Note: Even if you don't plan to add more partitions to a Kafka topic, your pipeline can still receive more assignments than planned. For instance, if another consumer crashes, the server will reassign all its topic/partition to other available consumers, including any Broadway producer subscribed to the same topic.
There are other options that you may want to take a closer look when tunning your configuration.
The :max_bytes
option, for instance, belongs to the :fetch_config
group and defines the
maximum amount of data to be fetched at a time from a single partition. The default is
1048576 (1 MiB). Setting greater values can improve throughput at the cost of more
memory consumption.
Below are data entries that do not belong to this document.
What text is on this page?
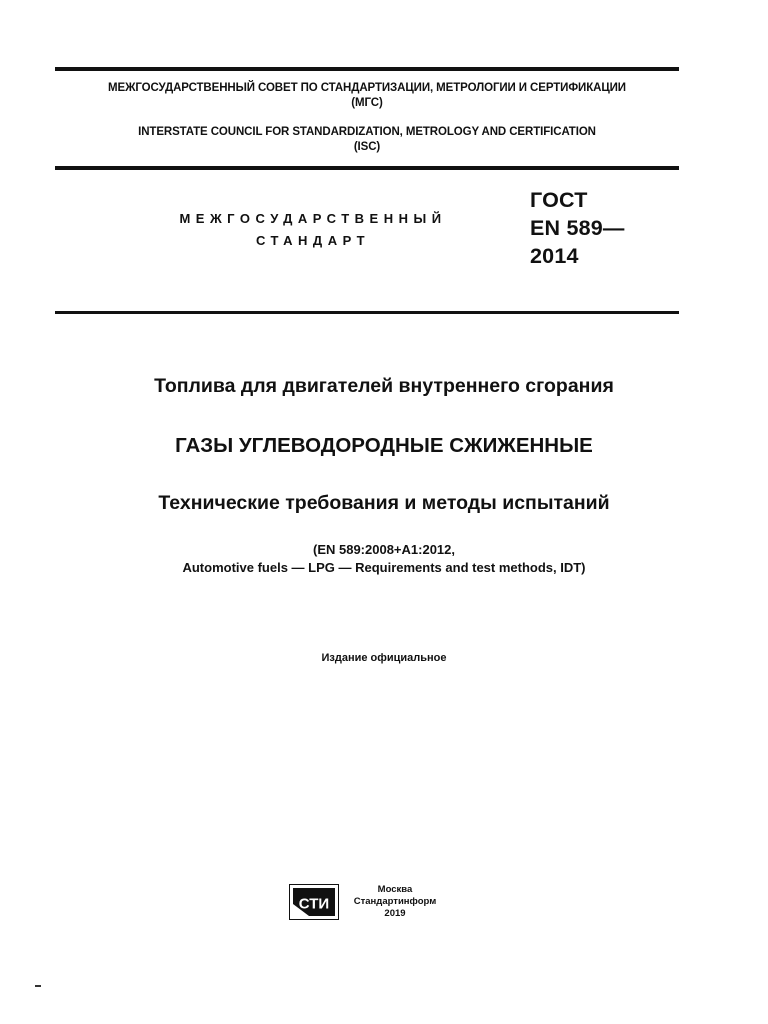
МЕЖГОСУДАРСТВЕННЫЙ СОВЕТ ПО СТАНДАРТИЗАЦИИ, МЕТРОЛОГИИ И СЕРТИФИКАЦИИ
(МГС)
INTERSTATE COUNCIL FOR STANDARDIZATION, METROLOGY AND CERTIFICATION
(ISC)
МЕЖГОСУДАРСТВЕННЫЙ
СТАНДАРТ
ГОСТ
EN 589—
2014
Топлива для двигателей внутреннего сгорания
ГАЗЫ УГЛЕВОДОРОДНЫЕ СЖИЖЕННЫЕ
Технические требования и методы испытаний
(EN 589:2008+A1:2012,
Automotive fuels — LPG — Requirements and test methods, IDT)
Издание официальное
СТИ
Москва
Стандартинформ
2019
For more information and other fetch options, please refer to the
"Fetch config options" in the official BroadwayKafka
documentation.
Other two important options are :offset_commit_interval_seconds
and :offset_commit_on_ack
.
Both belong to the main configuration and they can make a huge impact on performance.
The :offset_commit_interval_seconds
defines the time interval between two
OffsetCommitRequest messages. The default is 5s.
The :offset_commit_on_ack
, when set to true
, tells Broadway to send an
OffsetCommitRequest immediately after each acknowledgemnt, bypassing any interval
defined in :offset_commit_interval_seconds
. Setting this option to false
can
increase performance since any commit requests will start respecting the
:offset_commit_interval_seconds
option. This will usually result in fewer
requests to be sent to the server. However, setting long commit intervals might
lead to a large number of duplicated records to be processed after a server
restart or connection loss. If that's the case, make sure your logic is idempotent
when consuming records to avoid inconsistencies. Also, bear in mind that the negative
performance impact might be insignificant if you're using batchers since only one
commit request will be performed per batch. As a basic rule, always take into account
the values of batch_size
and batch_timeout
whenever you're tuning
:offset_commit_interval_seconds
and :offset_commit_on_ack
Handling failed messages
broadway_kafka
never stops the flow of the stream, i.e. it will always ack the messages
even when they fail. Unlike queue-based connectors, where you can mark a single message as failed.
In Kafka that's not possible due to its single offset per topic/partition ack strategy. If you
want to reprocess failed messages, you need to roll your own strategy. A possible way to do that
is to implement handle_failed/2
and send failed messages to a separated stream or queue for
later processing.